WHAT A DTEASE: Once upon a time, rock music was one of the most powerful and destructive forces known to man, capable of terrifying governments and concerned parents alike. That’s the kind of rock The DTEASE love. “The DTEASE push things to where they feel like they are constantly on the verge of blowing apart,” says frontman Wilson Gil. Their stage shows have been known to include smashed instruments, scantily clad stage combatants, pyrotechnics, and bursts of glitter, with the high-powered energy that can make a venue seem ready to crumble in supplication.
The DTEASE lament the lack of rock ’n’ roll showmanship in contemporary music and strive to bring a bit of spectacle back to the fray. “Nowadays there are no captivating live shows; the lead singer doesn’t give a fuck and is up there chewing gum,” says bassist Terry Luna. There are no thousand-yard stares of shyness here; the band engages directly with the audience, so be prepared to be a part of the show. “We want the crowd involved as much as we are,” says drummer Mike Sharpe.

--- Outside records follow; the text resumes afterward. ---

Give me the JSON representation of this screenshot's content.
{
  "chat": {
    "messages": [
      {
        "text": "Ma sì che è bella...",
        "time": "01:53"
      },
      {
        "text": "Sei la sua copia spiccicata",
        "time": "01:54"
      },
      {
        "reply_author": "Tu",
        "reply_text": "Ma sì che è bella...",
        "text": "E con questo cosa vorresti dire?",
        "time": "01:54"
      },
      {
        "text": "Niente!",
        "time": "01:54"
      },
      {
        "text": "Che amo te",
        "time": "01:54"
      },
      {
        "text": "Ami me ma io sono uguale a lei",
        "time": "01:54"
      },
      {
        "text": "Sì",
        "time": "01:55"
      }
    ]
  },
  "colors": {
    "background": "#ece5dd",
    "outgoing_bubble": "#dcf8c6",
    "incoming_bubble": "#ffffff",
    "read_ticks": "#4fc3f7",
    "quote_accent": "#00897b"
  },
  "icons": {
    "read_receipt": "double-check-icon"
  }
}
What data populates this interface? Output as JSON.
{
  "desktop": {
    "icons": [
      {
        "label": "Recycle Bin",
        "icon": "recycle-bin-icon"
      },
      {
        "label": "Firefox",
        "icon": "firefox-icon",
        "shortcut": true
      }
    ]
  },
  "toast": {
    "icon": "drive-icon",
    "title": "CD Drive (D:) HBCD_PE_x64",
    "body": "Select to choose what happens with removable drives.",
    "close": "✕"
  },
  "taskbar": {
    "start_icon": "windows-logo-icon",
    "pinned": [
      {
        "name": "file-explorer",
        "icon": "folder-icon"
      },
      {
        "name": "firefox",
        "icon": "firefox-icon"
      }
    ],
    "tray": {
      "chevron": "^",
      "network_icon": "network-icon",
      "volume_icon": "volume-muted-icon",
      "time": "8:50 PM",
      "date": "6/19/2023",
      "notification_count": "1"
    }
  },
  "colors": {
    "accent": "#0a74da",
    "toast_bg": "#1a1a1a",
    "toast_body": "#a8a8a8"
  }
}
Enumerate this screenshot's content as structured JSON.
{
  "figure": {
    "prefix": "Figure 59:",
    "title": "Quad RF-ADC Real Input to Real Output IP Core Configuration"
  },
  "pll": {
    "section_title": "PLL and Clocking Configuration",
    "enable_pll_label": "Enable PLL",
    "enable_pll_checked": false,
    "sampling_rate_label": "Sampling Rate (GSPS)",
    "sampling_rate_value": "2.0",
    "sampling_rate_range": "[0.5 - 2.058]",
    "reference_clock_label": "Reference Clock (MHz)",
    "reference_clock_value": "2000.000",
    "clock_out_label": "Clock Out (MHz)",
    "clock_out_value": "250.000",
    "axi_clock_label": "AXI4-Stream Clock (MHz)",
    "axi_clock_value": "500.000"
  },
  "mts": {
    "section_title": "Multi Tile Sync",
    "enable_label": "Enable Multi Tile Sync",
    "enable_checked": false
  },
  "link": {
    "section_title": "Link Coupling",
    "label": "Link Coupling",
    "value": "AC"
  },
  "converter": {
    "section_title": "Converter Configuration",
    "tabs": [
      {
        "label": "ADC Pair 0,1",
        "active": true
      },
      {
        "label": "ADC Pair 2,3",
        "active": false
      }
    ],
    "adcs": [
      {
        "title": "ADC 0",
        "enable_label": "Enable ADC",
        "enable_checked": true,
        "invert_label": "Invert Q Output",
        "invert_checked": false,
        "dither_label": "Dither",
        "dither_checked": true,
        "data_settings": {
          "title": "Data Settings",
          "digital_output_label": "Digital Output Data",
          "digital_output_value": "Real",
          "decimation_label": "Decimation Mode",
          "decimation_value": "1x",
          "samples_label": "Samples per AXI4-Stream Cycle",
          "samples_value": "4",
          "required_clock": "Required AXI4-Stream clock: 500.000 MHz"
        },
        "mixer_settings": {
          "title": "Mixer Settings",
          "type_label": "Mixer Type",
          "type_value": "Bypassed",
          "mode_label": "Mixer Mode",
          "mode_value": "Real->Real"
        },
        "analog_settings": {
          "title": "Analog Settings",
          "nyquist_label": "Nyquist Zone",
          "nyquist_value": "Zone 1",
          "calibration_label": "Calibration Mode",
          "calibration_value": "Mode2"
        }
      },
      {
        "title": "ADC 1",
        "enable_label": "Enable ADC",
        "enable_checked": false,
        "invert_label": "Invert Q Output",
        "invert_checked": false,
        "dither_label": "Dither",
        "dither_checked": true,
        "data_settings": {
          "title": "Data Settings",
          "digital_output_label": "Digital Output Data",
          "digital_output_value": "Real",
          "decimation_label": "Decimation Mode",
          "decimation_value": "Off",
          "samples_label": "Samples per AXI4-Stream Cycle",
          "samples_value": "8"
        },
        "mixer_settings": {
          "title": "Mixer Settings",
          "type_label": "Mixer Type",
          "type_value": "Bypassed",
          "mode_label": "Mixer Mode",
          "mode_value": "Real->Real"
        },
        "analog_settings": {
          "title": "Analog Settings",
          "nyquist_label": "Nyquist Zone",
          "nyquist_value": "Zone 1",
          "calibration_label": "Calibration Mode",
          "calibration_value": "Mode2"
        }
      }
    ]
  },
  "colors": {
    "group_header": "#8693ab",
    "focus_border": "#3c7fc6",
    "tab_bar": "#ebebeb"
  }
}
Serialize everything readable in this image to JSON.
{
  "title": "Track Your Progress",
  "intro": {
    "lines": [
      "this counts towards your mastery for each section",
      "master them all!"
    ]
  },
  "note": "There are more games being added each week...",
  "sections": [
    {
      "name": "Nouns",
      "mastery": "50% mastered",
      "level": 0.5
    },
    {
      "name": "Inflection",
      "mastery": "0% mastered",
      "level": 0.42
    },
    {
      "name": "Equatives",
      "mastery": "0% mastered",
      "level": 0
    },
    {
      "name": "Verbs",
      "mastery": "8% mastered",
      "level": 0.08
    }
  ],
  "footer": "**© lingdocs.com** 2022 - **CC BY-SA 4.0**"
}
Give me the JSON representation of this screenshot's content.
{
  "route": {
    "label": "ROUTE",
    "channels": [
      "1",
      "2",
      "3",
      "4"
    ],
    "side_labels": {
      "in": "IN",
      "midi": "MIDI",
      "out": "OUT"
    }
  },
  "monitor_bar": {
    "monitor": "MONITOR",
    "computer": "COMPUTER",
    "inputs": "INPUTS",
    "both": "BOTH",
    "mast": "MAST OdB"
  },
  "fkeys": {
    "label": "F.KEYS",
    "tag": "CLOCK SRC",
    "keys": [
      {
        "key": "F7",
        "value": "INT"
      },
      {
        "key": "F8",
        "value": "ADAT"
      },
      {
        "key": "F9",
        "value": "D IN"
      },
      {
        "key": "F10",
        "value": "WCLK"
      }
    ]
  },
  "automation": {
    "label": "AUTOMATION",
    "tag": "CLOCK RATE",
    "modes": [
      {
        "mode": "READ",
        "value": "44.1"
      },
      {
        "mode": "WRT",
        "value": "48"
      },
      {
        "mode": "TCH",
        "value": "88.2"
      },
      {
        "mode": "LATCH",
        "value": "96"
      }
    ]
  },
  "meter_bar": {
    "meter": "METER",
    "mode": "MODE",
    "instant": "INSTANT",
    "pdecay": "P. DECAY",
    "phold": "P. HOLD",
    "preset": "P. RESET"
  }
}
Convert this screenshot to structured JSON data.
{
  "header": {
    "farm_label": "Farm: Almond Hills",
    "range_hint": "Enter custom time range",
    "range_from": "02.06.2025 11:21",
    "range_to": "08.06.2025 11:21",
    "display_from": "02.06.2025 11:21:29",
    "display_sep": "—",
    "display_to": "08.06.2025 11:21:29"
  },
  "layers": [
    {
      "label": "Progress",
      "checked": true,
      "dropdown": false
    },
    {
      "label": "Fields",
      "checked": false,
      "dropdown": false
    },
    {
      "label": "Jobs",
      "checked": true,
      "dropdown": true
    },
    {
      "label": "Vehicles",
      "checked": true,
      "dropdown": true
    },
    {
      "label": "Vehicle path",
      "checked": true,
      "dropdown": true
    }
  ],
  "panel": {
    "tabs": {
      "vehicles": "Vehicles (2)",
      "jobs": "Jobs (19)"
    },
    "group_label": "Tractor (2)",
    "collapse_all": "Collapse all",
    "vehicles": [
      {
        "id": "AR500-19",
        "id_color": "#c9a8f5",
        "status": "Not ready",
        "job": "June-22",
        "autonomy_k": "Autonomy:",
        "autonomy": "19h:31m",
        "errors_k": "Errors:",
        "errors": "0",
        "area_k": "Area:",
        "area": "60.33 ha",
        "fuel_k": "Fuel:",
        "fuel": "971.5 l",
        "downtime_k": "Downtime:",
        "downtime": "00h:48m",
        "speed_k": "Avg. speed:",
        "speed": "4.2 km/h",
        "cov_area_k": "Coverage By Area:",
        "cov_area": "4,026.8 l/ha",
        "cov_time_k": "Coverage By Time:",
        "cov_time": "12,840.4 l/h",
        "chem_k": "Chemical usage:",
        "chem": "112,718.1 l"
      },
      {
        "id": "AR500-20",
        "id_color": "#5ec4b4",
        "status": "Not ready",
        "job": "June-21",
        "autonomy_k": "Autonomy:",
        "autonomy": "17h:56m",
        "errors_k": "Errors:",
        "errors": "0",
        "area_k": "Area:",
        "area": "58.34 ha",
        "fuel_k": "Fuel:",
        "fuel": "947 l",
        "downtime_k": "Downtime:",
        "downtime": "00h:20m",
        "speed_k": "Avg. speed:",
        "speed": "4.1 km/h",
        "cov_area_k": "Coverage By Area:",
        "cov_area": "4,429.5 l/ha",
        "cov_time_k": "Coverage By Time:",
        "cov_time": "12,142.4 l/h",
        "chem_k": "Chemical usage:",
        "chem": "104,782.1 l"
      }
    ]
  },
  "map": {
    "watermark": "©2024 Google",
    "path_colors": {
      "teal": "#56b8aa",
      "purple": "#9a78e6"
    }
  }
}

This means breaking rules and breaking barriers. The group features its very own stage fighters, with Cate Imperio and Samantha Fairley dueling onstage as the riffs wreak havoc. “The dancers are there to be political. They are provocateurs and make everyone let their guard down,” Gil said. Their music aims for liberation. “It’s the politics of being completely free,” he said.
No doubt, it will be a wild time. “I’m always slipping on greasy dog food, treading glow sticks in platform heels, glitter and feathers in my eyes, microphone swung to the head, broken toes — I love it all,” Imperio said.
WILD HEART: “The softer stuff always comes easier,” admits The Wild Feathers’ bassist/vocalist Joel King. The band released its new album, Lonely Is a Lifetime, this year, a decidedly more rocking follow-up to 2013’s plaintive and highly praised self-titled debut. It’s something of an old-timey thing, he says, with the Nashville-by-way-of-Texas band naturally drawn to the barest of acoustic setups and the melodies that issue from them. With multiple singers, vocal harmonies are part of the picture regardless of tempo, but this time, they decided to pump up the energy, he says, thanks to their live show, with the touring life adding an invigorating effect to their already energetic personalities.
With a cover art collage of teens pointing over desert valleys into a starry infinity, their new album points to the kind of rock that paves new horizons, built for cross-country adventures and inter-dimensional explorations. “We love the kind of traveler spirit, the Kerouac spirit,” King said. “That classic, romantic, On The Road type narrative is real to us.”
So, too, is the invisible side of life. King says the band is fascinated by all things mystical; hence a video shoot at the celestially inclined glamping spot El Cosmico in Marfa, Texas, for their song “Help Me Out.” So did they see the famed Marfa Lights? “We had finished the fireworks scene, and a guy stepped out of the shadows and told us to look. It was pretty freaky, but sure as shit, there it was,” he said. “It was simply awesome.”